Consider the on-chain toolbox too

There is a huge amount of value that deterministic execution of multi-party logic within the blockchain can add. However, the more compute is made fully deterministic via a blockchain consensus algorithm validated by multiple parties beyond those with a business need for access to the data, the more sensitivity needs to be taken to data privacy. Also bear in mind any data that is used in this processing becomes immutable - it can never be deleted.

The core constructs of blockchain are a great place to start. Almost every process can be enhanced with pre-built fungible and non-fungible tokens, for example. Maybe it’s to build a token economy that enhances the value parties get from the system, or to encourage healthy participation (and discourage bad behavior). Or maybe it’s to track exactly which party owns a document, asset, or action within a process using NFTs.

On top of this you can add advanced tools like digital escrow, signature / threshold based voting on outcomes, and atomic swaps of value/ownership.

The investment in building this bespoke on-chain logic is higher than building the off-chain pieces (and there are always some off-chain pieces as we’ve discussed), so it’s about finding the kernel of value the blockchain can provide to differentiate your solution from a centralized database solution.

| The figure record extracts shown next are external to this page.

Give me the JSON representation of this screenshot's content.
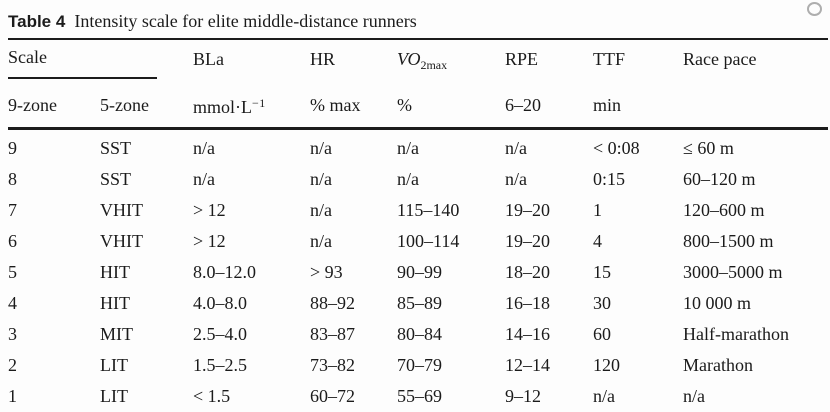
{
  "title": {
    "label": "Table 4",
    "caption": "Intensity scale for elite middle-distance runners"
  },
  "table": {
    "header_row1": {
      "scale": "Scale",
      "bla": "BLa",
      "hr": "HR",
      "vo2max": {
        "base": "VO",
        "sub": "2max"
      },
      "rpe": "RPE",
      "ttf": "TTF",
      "race_pace": "Race pace"
    },
    "header_row2": {
      "zone9": "9-zone",
      "zone5": "5-zone",
      "bla_unit": {
        "base": "mmol·L",
        "sup": "−1"
      },
      "hr_unit": "% max",
      "vo2_unit": "%",
      "rpe_unit": "6–20",
      "ttf_unit": "min",
      "race_pace_unit": ""
    },
    "rows": [
      [
        "9",
        "SST",
        "n/a",
        "n/a",
        "n/a",
        "n/a",
        "< 0:08",
        "≤ 60 m"
      ],
      [
        "8",
        "SST",
        "n/a",
        "n/a",
        "n/a",
        "n/a",
        "0:15",
        "60–120 m"
      ],
      [
        "7",
        "VHIT",
        "> 12",
        "n/a",
        "115–140",
        "19–20",
        "1",
        "120–600 m"
      ],
      [
        "6",
        "VHIT",
        "> 12",
        "n/a",
        "100–114",
        "19–20",
        "4",
        "800–1500 m"
      ],
      [
        "5",
        "HIT",
        "8.0–12.0",
        "> 93",
        "90–99",
        "18–20",
        "15",
        "3000–5000 m"
      ],
      [
        "4",
        "HIT",
        "4.0–8.0",
        "88–92",
        "85–89",
        "16–18",
        "30",
        "10 000 m"
      ],
      [
        "3",
        "MIT",
        "2.5–4.0",
        "83–87",
        "80–84",
        "14–16",
        "60",
        "Half-marathon"
      ],
      [
        "2",
        "LIT",
        "1.5–2.5",
        "73–82",
        "70–79",
        "12–14",
        "120",
        "Marathon"
      ],
      [
        "1",
        "LIT",
        "< 1.5",
        "60–72",
        "55–69",
        "9–12",
        "n/a",
        "n/a"
      ]
    ]
  },
  "colors": {
    "text": "#1b1b1b",
    "rule": "#1c1c1c",
    "background": "#fdfdfd"
  }
}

The power provided by deterministic sequencing of events, attested by signatures, and pinned to private data might be sufficient for some cases. In others the token constructs are the key value that differentiates the decentralized ecosystem. Whatever it is, it’s important it is identified and crafted carefully.

Note that advanced privacy preserving techniques such as zero-knowledge proofs (ZKP) are gaining traction and hardening in their production readiness and efficiency. Expect these to play an increasing role in the technology stack of multiparty systems (and Hyperledger FireFly) in the future.